Ontario childcare centres are set to reopen on Friday, but advocates say that proper funding is needed for the facilities to operate during the COVID-19 pandemic.
On Tuesday, Premier Doug Ford and Education Minister Stephen Lecce announced that all childcare centres can reopen on June 12 with restrictions in place.
However, the Ontario Coalition for Better Child Care (OCBCC) says that a better funding model is needed in order for facilities to cope with the extra resources needed during the pandemic.
The coalition noted that childcare centres needed full enrollment and high parent fees to keep the doors open pre-COVID, but the pandemic “threw that model out the window.”
Before #Covid19, child care centres needed full enrolment and high parent fees to keep the doors open.
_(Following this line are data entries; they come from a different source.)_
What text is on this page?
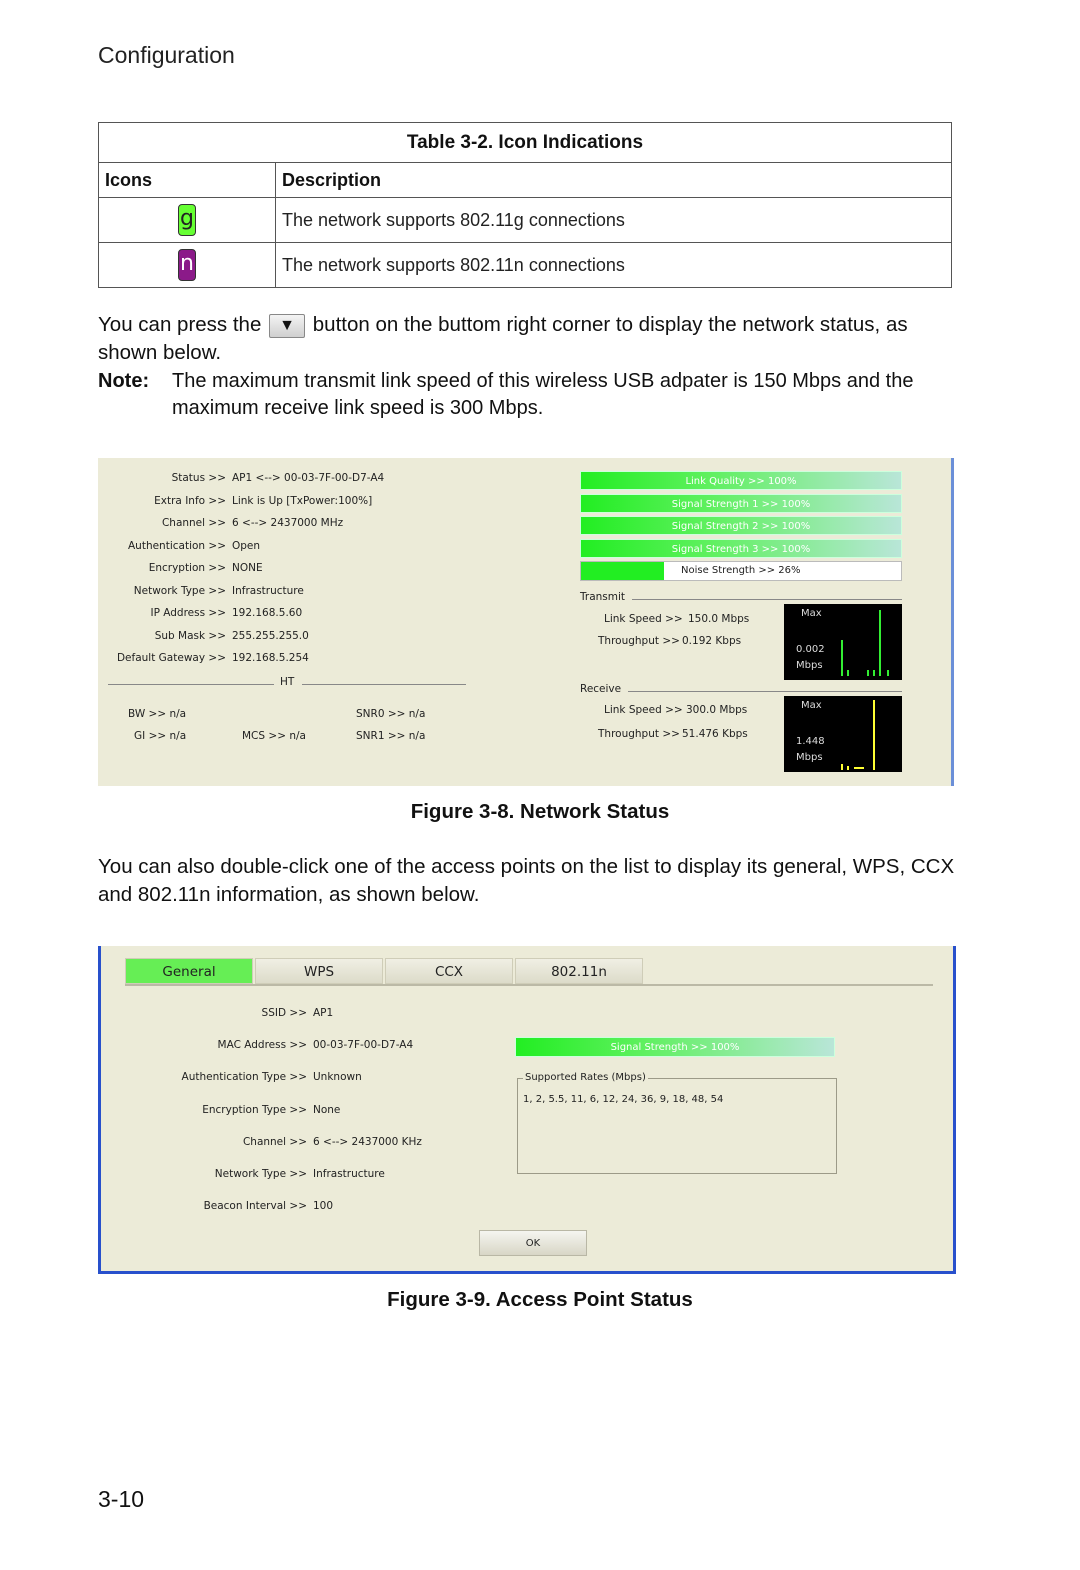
Configuration
Table 3-2. Icon Indications	
Icons	Description
g	The network supports 802.11g connections
n	The network supports 802.11n connections
You can press the ▼ button on the buttom right corner to display the network status, as shown below.
Note: The maximum transmit link speed of this wireless USB adpater is 150 Mbps and the maximum receive link speed is 300 Mbps.
Status >> AP1 <--> 00-03-7F-00-D7-A4
Extra Info >> Link is Up [TxPower:100%]
Channel >> 6 <--> 2437000 MHz
Authentication >> Open
Encryption >> NONE
Network Type >> Infrastructure
IP Address >> 192.168.5.60
Sub Mask >> 255.255.255.0
Default Gateway >> 192.168.5.254
HT
BW >> n/a
GI >> n/a	MCS >> n/a
SNR0 >> n/a
SNR1 >> n/a
Link Quality >> 100%
Signal Strength 1 >> 100%
Signal Strength 2 >> 100%
Signal Strength 3 >> 100%
Noise Strength >> 26%
Transmit
Link Speed >> 150.0 Mbps
Throughput >> 0.192 Kbps
Max
0.002
Mbps
Receive
Link Speed >> 300.0 Mbps
Throughput >> 51.476 Kbps
Max
1.448
Mbps
Figure 3-8. Network Status
You can also double-click one of the access points on the list to display its general, WPS, CCX and 802.11n information, as shown below.
General	WPS	CCX	802.11n
SSID >> AP1
MAC Address >> 00-03-7F-00-D7-A4
Authentication Type >> Unknown
Encryption Type >> None
Channel >> 6 <--> 2437000 KHz
Network Type >> Infrastructure
Beacon Interval >> 100
Signal Strength >> 100%
Supported Rates (Mbps)
1, 2, 5.5, 11, 6, 12, 24, 36, 9, 18, 48, 54
OK
Figure 3-9. Access Point Status
3-10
It wasn’t a system that worked well for anyone, but we scraped along. The pandemic threw that model out the window.
— OCBCC (@ChildCareON) June 9, 2020
In order for there to be reduced group sizes and to keep children safe, without additional public funding, parents would have to pay more otherwise centres will not be able to afford to reopen.
While the provincial government has based the safety measures on what was used for Emergency Childcare Centres, the coalition says these cost three times more to run than pre-COVID programs.
- See also:
“Can parents afford to pay triple their old child care fees. Of course not,” the OCBCC said.
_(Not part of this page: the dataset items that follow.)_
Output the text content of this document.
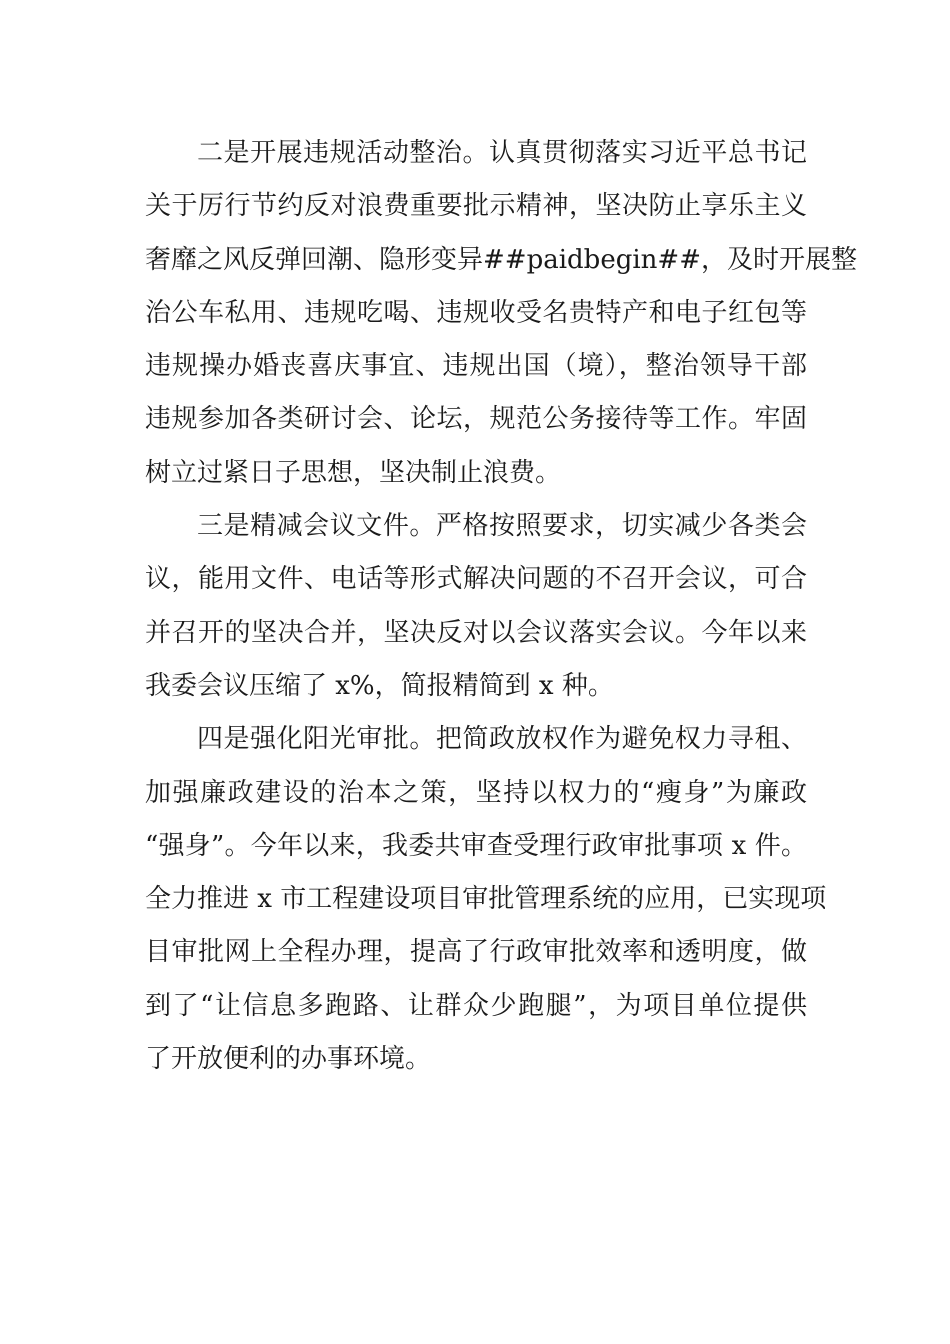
二是开展违规活动整治。认真贯彻落实习近平总书记
关于厉行节约反对浪费重要批示精神，坚决防止享乐主义
奢靡之风反弹回潮、隐形变异##paidbegin##，及时开展整
治公车私用、违规吃喝、违规收受名贵特产和电子红包等
违规操办婚丧喜庆事宜、违规出国（境），整治领导干部
违规参加各类研讨会、论坛，规范公务接待等工作。牢固
树立过紧日子思想，坚决制止浪费。
三是精减会议文件。严格按照要求，切实减少各类会
议，能用文件、电话等形式解决问题的不召开会议，可合
并召开的坚决合并，坚决反对以会议落实会议。今年以来
我委会议压缩了 x%，简报精简到 x 种。
四是强化阳光审批。把简政放权作为避免权力寻租、
加强廉政建设的治本之策，坚持以权力的“瘦身”为廉政
“强身”。今年以来，我委共审查受理行政审批事项 x 件。
全力推进 x 市工程建设项目审批管理系统的应用，已实现项
目审批网上全程办理，提高了行政审批效率和透明度，做
到了“让信息多跑路、让群众少跑腿”，为项目单位提供
了开放便利的办事环境。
If increasing already high costs for parents is not an option and refusing to increase workers pay is not an option, the coalition is calling for a move to make childcare publicly funded.
“As the old childcare campaign slogan goes: Parents can’t afford to pay, educators can’t afford to stay, there has to be a better way.”
The coalition has a comprehensive report on a childcare plan for Ontario to address the need for more funding, which will allow for better economic and social recovery from the pandemic.
Toronto Councillor Joe Cressy also commented on the plan to reopen, saying “childcare was already unaffordable and inaccessible before COVID. This could make it worse.”
In Toronto, the average childcare fee for infants 18 months and younger is $96 daily fee, for toddlers it’s $90 and for preschoolers it’s almost $70.
On June 9, Lecce provided the outline for childcare centres reopening.
The province will limit the number of kids putting children and staff in groups of 10 or less day over day.
All children and staff will be screened for symptoms prior to entry and there is a no visitor policy. There will also be the removal of all toys that could spread germs.
Lecce added that each centre must have a response plan in place if a child, parents, or staff are exposed to the coronavirus. All plans require training, reporting, and support from the local medical officer of health before reopening is permitted.
The child care settings must keep daily records of all attendees in order to support contact tracing and enhanced cleaning protocols must be implemented.
Leece added that the province will be stepping up inspections to ensure compliance and safety, with fines being given up to$1,000 per child if failing to meet standards.